Z komunikatu, o którym poinformowały między innymi „Biełorusskije Nowosti”, wynika, że w artykułach Alimkina i Pawławca dla rosyjskich portali „Regnum”, „Lenta.ru”, „EADAILY” (EurAsia Daily) komisja ekspertów z ministerstwa informacji dopatrzyła się treści ekstremistycznych.

Artykuł 130. Kodeksu Karnego, z którego wszczęto sprawy karne, mówi o „podżeganiu do nienawiści na tle rasowym, narodowościowym, religijnym lub innego rodzaju społecznej wrogości lub nienawiści”.

Z ustaleń Komitetu Śledczego wynika, że Alimkin, pracujący jako stróż w jednej ze szkół w Brześciu, używał pseudonimu Ałła Broń, a Pawławiec występował w mediach jako Nikołaj Radow lub Paweł Jurincew. Pawławiec jest wykładowcą politologii w Białoruskim Uniwersytecie Państwowym Informatyki i Radioelektroniki (BGUIR).

Niezależna „Nasza Niwa” pisze, że „Ałła Broń” ma na swoim koncie wiele artykułów „obraźliwych dla Białorusi”. W publikacji na portalu „Regnum” autor określił ten kraj jako „oszalałe niedopaństwo”, które „odchodzi z Russkiego Miru, korzystając z doświadczenia ukraińskiego”. Z innych publikacji tego autora wynika, że coraz większą rolę na Białorusi odgrywają „nеonaziści”, próbujący oderwać ją od Rosji. Pawławiec głosił podobne tezy. Miał, według białoruskich mediów, pisać dla licznych portali promujących rosyjski imperializm i idee „Russkiego Miru”.

„W trakcie przeszukań śledczy znaleźli dane potwierdzające udział wskazanych osób w działalności niezgodnej z prawem i otrzymanie przez nie wynagrodzenia pieniężnego za przygotowanie publikacji zamawianych przez obywatela Białorusi stale mieszkającego w Moskwie” – głosi komunikat Komitetu Śledczego. Mężczyźni mieli działać z pobudek materialnych.

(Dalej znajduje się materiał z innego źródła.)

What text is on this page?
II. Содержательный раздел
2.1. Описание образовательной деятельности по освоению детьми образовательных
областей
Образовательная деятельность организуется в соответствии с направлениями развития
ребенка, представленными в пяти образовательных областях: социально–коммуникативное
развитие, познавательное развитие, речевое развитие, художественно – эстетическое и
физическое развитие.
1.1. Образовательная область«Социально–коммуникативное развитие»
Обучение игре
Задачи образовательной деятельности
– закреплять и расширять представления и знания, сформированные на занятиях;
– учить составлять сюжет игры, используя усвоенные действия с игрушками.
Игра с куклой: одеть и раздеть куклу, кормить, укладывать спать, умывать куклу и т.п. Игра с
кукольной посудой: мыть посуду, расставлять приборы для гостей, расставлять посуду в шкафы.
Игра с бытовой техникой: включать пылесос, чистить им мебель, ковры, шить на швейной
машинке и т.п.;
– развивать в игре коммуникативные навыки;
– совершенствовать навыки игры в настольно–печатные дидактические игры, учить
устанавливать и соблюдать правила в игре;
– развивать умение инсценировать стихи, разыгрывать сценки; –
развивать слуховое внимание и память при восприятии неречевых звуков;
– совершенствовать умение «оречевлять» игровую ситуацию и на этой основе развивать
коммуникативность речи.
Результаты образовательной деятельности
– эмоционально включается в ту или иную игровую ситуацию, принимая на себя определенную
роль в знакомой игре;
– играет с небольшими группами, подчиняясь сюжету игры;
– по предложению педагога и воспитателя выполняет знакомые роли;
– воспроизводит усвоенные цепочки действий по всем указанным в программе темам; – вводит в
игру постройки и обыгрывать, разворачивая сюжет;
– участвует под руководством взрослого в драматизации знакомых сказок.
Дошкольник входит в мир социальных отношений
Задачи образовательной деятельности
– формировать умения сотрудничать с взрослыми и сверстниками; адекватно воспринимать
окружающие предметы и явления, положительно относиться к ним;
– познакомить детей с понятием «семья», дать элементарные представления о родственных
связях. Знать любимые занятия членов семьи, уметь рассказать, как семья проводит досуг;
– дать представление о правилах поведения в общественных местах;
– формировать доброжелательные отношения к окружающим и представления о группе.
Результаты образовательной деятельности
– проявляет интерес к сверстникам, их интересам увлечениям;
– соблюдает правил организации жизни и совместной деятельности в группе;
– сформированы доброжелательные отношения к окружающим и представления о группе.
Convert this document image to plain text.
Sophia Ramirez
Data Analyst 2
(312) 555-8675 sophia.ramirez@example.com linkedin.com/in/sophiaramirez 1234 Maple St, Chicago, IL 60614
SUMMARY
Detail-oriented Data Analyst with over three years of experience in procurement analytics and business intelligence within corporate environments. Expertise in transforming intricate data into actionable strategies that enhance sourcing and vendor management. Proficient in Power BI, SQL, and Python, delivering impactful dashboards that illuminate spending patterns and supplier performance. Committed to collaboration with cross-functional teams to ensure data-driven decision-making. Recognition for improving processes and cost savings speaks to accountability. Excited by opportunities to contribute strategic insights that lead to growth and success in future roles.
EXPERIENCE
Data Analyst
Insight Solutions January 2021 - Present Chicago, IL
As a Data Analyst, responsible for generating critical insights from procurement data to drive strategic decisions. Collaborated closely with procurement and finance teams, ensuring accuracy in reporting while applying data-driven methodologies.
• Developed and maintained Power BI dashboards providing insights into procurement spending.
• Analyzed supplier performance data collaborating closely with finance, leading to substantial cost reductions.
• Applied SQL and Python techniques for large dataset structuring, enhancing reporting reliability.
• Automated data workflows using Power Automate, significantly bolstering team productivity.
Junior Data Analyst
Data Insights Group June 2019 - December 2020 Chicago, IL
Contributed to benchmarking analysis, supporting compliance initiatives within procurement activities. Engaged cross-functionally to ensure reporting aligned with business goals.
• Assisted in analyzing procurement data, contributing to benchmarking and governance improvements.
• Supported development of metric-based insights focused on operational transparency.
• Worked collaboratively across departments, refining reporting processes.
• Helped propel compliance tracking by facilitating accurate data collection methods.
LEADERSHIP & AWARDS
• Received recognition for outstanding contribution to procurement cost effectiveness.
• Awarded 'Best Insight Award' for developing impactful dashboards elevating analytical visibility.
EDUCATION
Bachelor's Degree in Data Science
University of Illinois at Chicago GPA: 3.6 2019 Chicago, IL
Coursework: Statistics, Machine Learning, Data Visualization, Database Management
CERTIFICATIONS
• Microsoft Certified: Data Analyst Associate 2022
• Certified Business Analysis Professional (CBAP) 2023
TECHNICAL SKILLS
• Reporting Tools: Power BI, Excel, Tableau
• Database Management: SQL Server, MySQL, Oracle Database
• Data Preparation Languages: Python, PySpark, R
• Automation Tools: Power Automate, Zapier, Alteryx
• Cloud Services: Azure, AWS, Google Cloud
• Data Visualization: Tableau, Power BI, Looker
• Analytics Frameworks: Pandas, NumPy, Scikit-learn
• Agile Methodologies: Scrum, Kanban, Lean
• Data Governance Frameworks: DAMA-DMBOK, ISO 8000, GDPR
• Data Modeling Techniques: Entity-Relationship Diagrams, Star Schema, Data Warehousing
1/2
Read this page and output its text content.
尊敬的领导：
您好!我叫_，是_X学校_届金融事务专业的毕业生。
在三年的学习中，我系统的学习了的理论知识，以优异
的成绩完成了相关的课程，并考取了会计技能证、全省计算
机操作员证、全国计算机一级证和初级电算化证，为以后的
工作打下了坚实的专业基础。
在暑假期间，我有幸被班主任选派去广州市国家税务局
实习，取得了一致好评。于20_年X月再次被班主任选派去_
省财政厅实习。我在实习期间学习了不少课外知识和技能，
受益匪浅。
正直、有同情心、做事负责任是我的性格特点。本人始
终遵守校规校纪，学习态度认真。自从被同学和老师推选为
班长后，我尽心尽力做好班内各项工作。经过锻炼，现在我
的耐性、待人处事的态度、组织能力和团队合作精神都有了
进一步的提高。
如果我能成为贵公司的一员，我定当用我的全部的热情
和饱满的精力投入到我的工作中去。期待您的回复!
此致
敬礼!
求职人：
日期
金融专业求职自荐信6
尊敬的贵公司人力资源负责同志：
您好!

O zatrzymaniu Pawławca jeszcze w środę informował nieoficjalnie opozycyjny portal „Biełorusskij Partizan”, informację o Alimkinie podała w czwartek jako pierwsza „Nasza Niwa”.

Według białoruskich mediów niezależnych w rosyjskiej przestrzeni informacyjnej w ostatnich tygodniach coraz więcej uwagi poświęca się Białorusi i rzekomemu „nacjonalizmowi”. „Biełorusskije Nowosti” pisały między innymi, że rosyjskie media „nakręcają temat +białoruskich rusofobów+”. 24 listopada w talk-show „Wriemia pokażet” w programie pierwszym rosyjskiej telewizji państwowej goście mówili między innymi o zagrożeniu, jakim byłoby powtórzenie na Białorusi scenariusza ukraińskiego i „utrata” tego kraju przez Rosję.